Errori difensivi in serie, che si farebbe fatica a vedere anche in C, per non dire in D. Ma non solo individuali, proprio di concetto e d’incomprensione fra i vari compagni e i vari reparti di gioco.
Ecco perché continuo a sostenere, dal mio punto di vista, che nonostante alcune lacune evidenti nella costruzione della rosa (un’altra ala destra ed un altro centravanti, ad esempio), ci siano delle evidenti responsabilità dell’allenatore. Perché questa può anche essere una squadra incompleta come dice qualcuno, allestita male come dice qualcun altro, ma non è certo una squadra che è talmente scarsa da prendere 6 gol in casa dalla Fiorentina, ed in generale 18 in 8 giornate e dall’altra parte facendo fatica a centrare lo specchio della porta. Soprattutto per come si sviluppano queste partite: non può essere solo un problema di squadra non all’altezza. Vivaddìo ci siamo salvati con Askildsen e Ceesay, e nemmeno con Rossettini e Dell’Orco in difesa facevamo ‘ste figuracce (con tutto il rispetto per i citati).

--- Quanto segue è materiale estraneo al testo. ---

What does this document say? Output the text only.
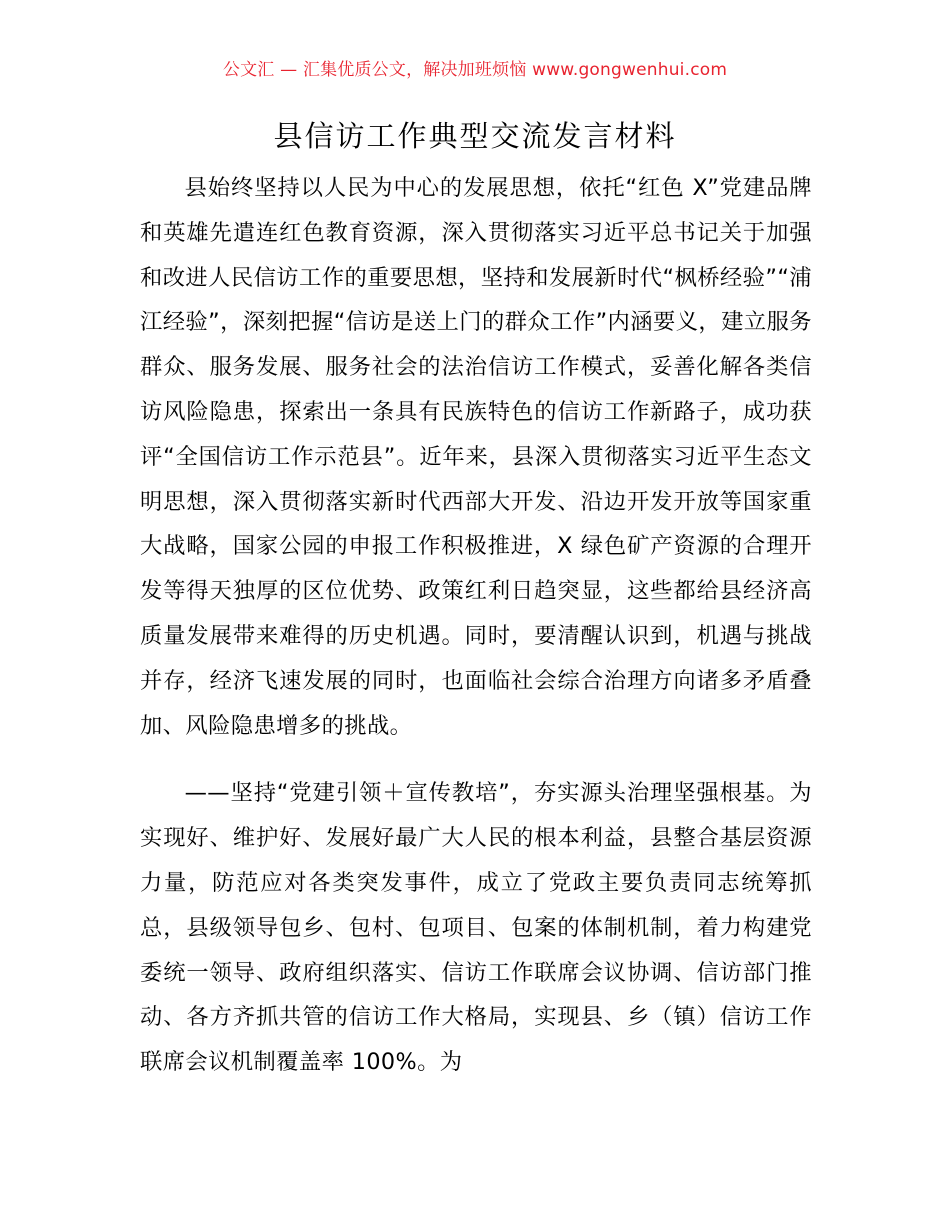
公文汇 — 汇集优质公文，解决加班烦恼 www.gongwenhui.com
县信访工作典型交流发言材料

县始终坚持以人民为中心的发展思想，依托“红色 X”党建品牌和英雄先遣连红色教育资源，深入贯彻落实习近平总书记关于加强和改进人民信访工作的重要思想，坚持和发展新时代“枫桥经验”“浦江经验”，深刻把握“信访是送上门的群众工作”内涵要义，建立服务群众、服务发展、服务社会的法治信访工作模式，妥善化解各类信访风险隐患，探索出一条具有民族特色的信访工作新路子，成功获评“全国信访工作示范县”。近年来，县深入贯彻落实习近平生态文明思想，深入贯彻落实新时代西部大开发、沿边开发开放等国家重大战略，国家公园的申报工作积极推进，X 绿色矿产资源的合理开发等得天独厚的区位优势、政策红利日趋突显，这些都给县经济高质量发展带来难得的历史机遇。同时，要清醒认识到，机遇与挑战并存，经济飞速发展的同时，也面临社会综合治理方向诸多矛盾叠加、风险隐患增多的挑战。

——坚持“党建引领＋宣传教培”，夯实源头治理坚强根基。为实现好、维护好、发展好最广大人民的根本利益，县整合基层资源力量，防范应对各类突发事件，成立了党政主要负责同志统筹抓总，县级领导包乡、包村、包项目、包案的体制机制，着力构建党委统一领导、政府组织落实、信访工作联席会议协调、信访部门推动、各方齐抓共管的信访工作大格局，实现县、乡（镇）信访工作联席会议机制覆盖率 100%。为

Chiaramente la grossa fetta anti-corviniana, social e non, non sarà d’accordo (in nome dell’ “io lo avevo detto eh…”), ma io penso che in questo momento, dato che siamo soltanto ad ottobre e la rosa non può essere rivoluzionata, ci voglia assolutamente un cambio di guida tecnica, per dare quella cosiddetta scossa per responsabilizzare i calciatori, che obiettivamente sembrano accettare passivamente la situazione. Se Gotti resta non sapremo mai qual è il confine tra le sue responsabilità e quella delle direzione tecnica. Se arriva un altro tecnico almeno possiamo dire di averci provato in tempo.
Restare così, a mio avviso, non sortirà alcun cambiamento di quello che è un destino che appare già segnato, anche se mancano ancora 30 giornate.